The industrial giant also announced new expansion plans for its aviation business in Brazil and Canada.
GE said it would invest more than $400 million in Europe to launch a turboprop engine production operation under its GE Aviation division that would support the global small aircraft industry and eventually create between 500 and 1,000 jobs.
"With no US export financing available, GE continues pursuit of non-US options to meet customer requirements and support global growth," the Connecticut-based company said in a statement.
GE said the new engine development, test and production operation will combine the expertise in its turboprop facility in the Czech Republic with technologies in its military and commercial jet engines.
The location of the new operations in Europe has not yet been decided, a company spokesman told AFP.
The company said that it was currently bidding on $11 billion of projects that require export financing, and the US Congress's refusal to reauthorize the US Ex-Im Bank on July 1 had forced it to weigh other options.

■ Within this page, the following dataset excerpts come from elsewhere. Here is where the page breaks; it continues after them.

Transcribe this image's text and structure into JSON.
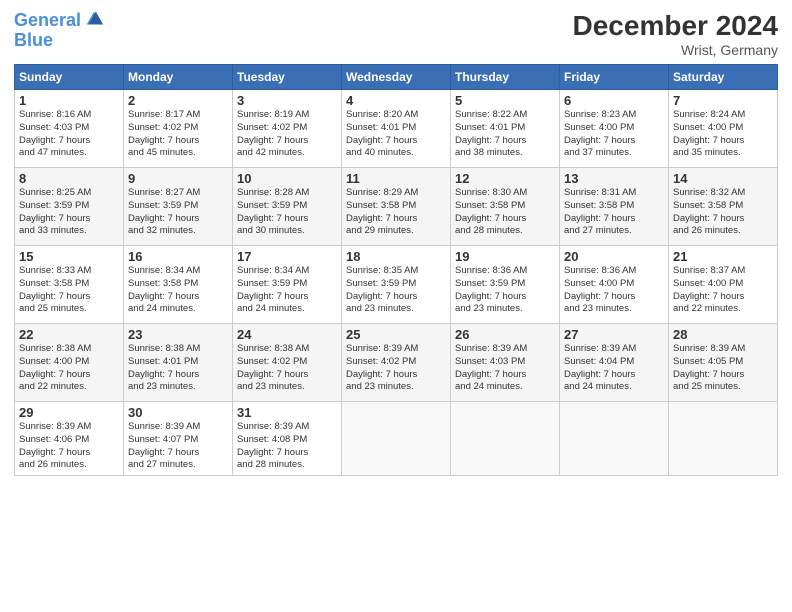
{
  "header": {
    "logo_line1": "General",
    "logo_line2": "Blue",
    "title": "December 2024",
    "location": "Wrist, Germany"
  },
  "weekdays": [
    "Sunday",
    "Monday",
    "Tuesday",
    "Wednesday",
    "Thursday",
    "Friday",
    "Saturday"
  ],
  "weeks": [
    [
      {
        "day": "1",
        "info": "Sunrise: 8:16 AM\nSunset: 4:03 PM\nDaylight: 7 hours\nand 47 minutes."
      },
      {
        "day": "2",
        "info": "Sunrise: 8:17 AM\nSunset: 4:02 PM\nDaylight: 7 hours\nand 45 minutes."
      },
      {
        "day": "3",
        "info": "Sunrise: 8:19 AM\nSunset: 4:02 PM\nDaylight: 7 hours\nand 42 minutes."
      },
      {
        "day": "4",
        "info": "Sunrise: 8:20 AM\nSunset: 4:01 PM\nDaylight: 7 hours\nand 40 minutes."
      },
      {
        "day": "5",
        "info": "Sunrise: 8:22 AM\nSunset: 4:01 PM\nDaylight: 7 hours\nand 38 minutes."
      },
      {
        "day": "6",
        "info": "Sunrise: 8:23 AM\nSunset: 4:00 PM\nDaylight: 7 hours\nand 37 minutes."
      },
      {
        "day": "7",
        "info": "Sunrise: 8:24 AM\nSunset: 4:00 PM\nDaylight: 7 hours\nand 35 minutes."
      }
    ],
    [
      {
        "day": "8",
        "info": "Sunrise: 8:25 AM\nSunset: 3:59 PM\nDaylight: 7 hours\nand 33 minutes."
      },
      {
        "day": "9",
        "info": "Sunrise: 8:27 AM\nSunset: 3:59 PM\nDaylight: 7 hours\nand 32 minutes."
      },
      {
        "day": "10",
        "info": "Sunrise: 8:28 AM\nSunset: 3:59 PM\nDaylight: 7 hours\nand 30 minutes."
      },
      {
        "day": "11",
        "info": "Sunrise: 8:29 AM\nSunset: 3:58 PM\nDaylight: 7 hours\nand 29 minutes."
      },
      {
        "day": "12",
        "info": "Sunrise: 8:30 AM\nSunset: 3:58 PM\nDaylight: 7 hours\nand 28 minutes."
      },
      {
        "day": "13",
        "info": "Sunrise: 8:31 AM\nSunset: 3:58 PM\nDaylight: 7 hours\nand 27 minutes."
      },
      {
        "day": "14",
        "info": "Sunrise: 8:32 AM\nSunset: 3:58 PM\nDaylight: 7 hours\nand 26 minutes."
      }
    ],
    [
      {
        "day": "15",
        "info": "Sunrise: 8:33 AM\nSunset: 3:58 PM\nDaylight: 7 hours\nand 25 minutes."
      },
      {
        "day": "16",
        "info": "Sunrise: 8:34 AM\nSunset: 3:58 PM\nDaylight: 7 hours\nand 24 minutes."
      },
      {
        "day": "17",
        "info": "Sunrise: 8:34 AM\nSunset: 3:59 PM\nDaylight: 7 hours\nand 24 minutes."
      },
      {
        "day": "18",
        "info": "Sunrise: 8:35 AM\nSunset: 3:59 PM\nDaylight: 7 hours\nand 23 minutes."
      },
      {
        "day": "19",
        "info": "Sunrise: 8:36 AM\nSunset: 3:59 PM\nDaylight: 7 hours\nand 23 minutes."
      },
      {
        "day": "20",
        "info": "Sunrise: 8:36 AM\nSunset: 4:00 PM\nDaylight: 7 hours\nand 23 minutes."
      },
      {
        "day": "21",
        "info": "Sunrise: 8:37 AM\nSunset: 4:00 PM\nDaylight: 7 hours\nand 22 minutes."
      }
    ],
    [
      {
        "day": "22",
        "info": "Sunrise: 8:38 AM\nSunset: 4:00 PM\nDaylight: 7 hours\nand 22 minutes."
      },
      {
        "day": "23",
        "info": "Sunrise: 8:38 AM\nSunset: 4:01 PM\nDaylight: 7 hours\nand 23 minutes."
      },
      {
        "day": "24",
        "info": "Sunrise: 8:38 AM\nSunset: 4:02 PM\nDaylight: 7 hours\nand 23 minutes."
      },
      {
        "day": "25",
        "info": "Sunrise: 8:39 AM\nSunset: 4:02 PM\nDaylight: 7 hours\nand 23 minutes."
      },
      {
        "day": "26",
        "info": "Sunrise: 8:39 AM\nSunset: 4:03 PM\nDaylight: 7 hours\nand 24 minutes."
      },
      {
        "day": "27",
        "info": "Sunrise: 8:39 AM\nSunset: 4:04 PM\nDaylight: 7 hours\nand 24 minutes."
      },
      {
        "day": "28",
        "info": "Sunrise: 8:39 AM\nSunset: 4:05 PM\nDaylight: 7 hours\nand 25 minutes."
      }
    ],
    [
      {
        "day": "29",
        "info": "Sunrise: 8:39 AM\nSunset: 4:06 PM\nDaylight: 7 hours\nand 26 minutes."
      },
      {
        "day": "30",
        "info": "Sunrise: 8:39 AM\nSunset: 4:07 PM\nDaylight: 7 hours\nand 27 minutes."
      },
      {
        "day": "31",
        "info": "Sunrise: 8:39 AM\nSunset: 4:08 PM\nDaylight: 7 hours\nand 28 minutes."
      },
      {
        "day": "",
        "info": ""
      },
      {
        "day": "",
        "info": ""
      },
      {
        "day": "",
        "info": ""
      },
      {
        "day": "",
        "info": ""
      }
    ]
  ]
}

"The uncertainty around the Ex-Im Bank in the US requires that companies like GE create alternatives in order to compete internationally," said David Joyce, GE Aviation president and chief executive, in the statement.
For the European turboprop engine business, GE said it had secured financing through government-sponsored export credit agencies, without identifying them.
GE Aviation also announced a $55 million investment in Brazil to build a new engine test facility at its Celma location, and expand its engine testing capability at its facility in Winnipeg, Canada, with $23 million in investments.
It was the second time in two days that GE, one of the largest US companies, has announced jobs outside the country, blaming the closure of the Ex-Im Bank.
On Tuesday, GE said it had a financing deal with France's export credit agency COFACE for power projects in a number of international markets, including Indonesia. It said it would move about 500 US jobs overseas, 400 of them to France to work at its gas turbine plant in Belfort.
In addition, 100 GE jobs will be transferred in the move of its final assembly of its aeroderivatives turbines from Texas to Hungary and China.
Shares in Dow member GE were down 1.0 percent at $25.44 in opening trade on the New York Stock Exchange.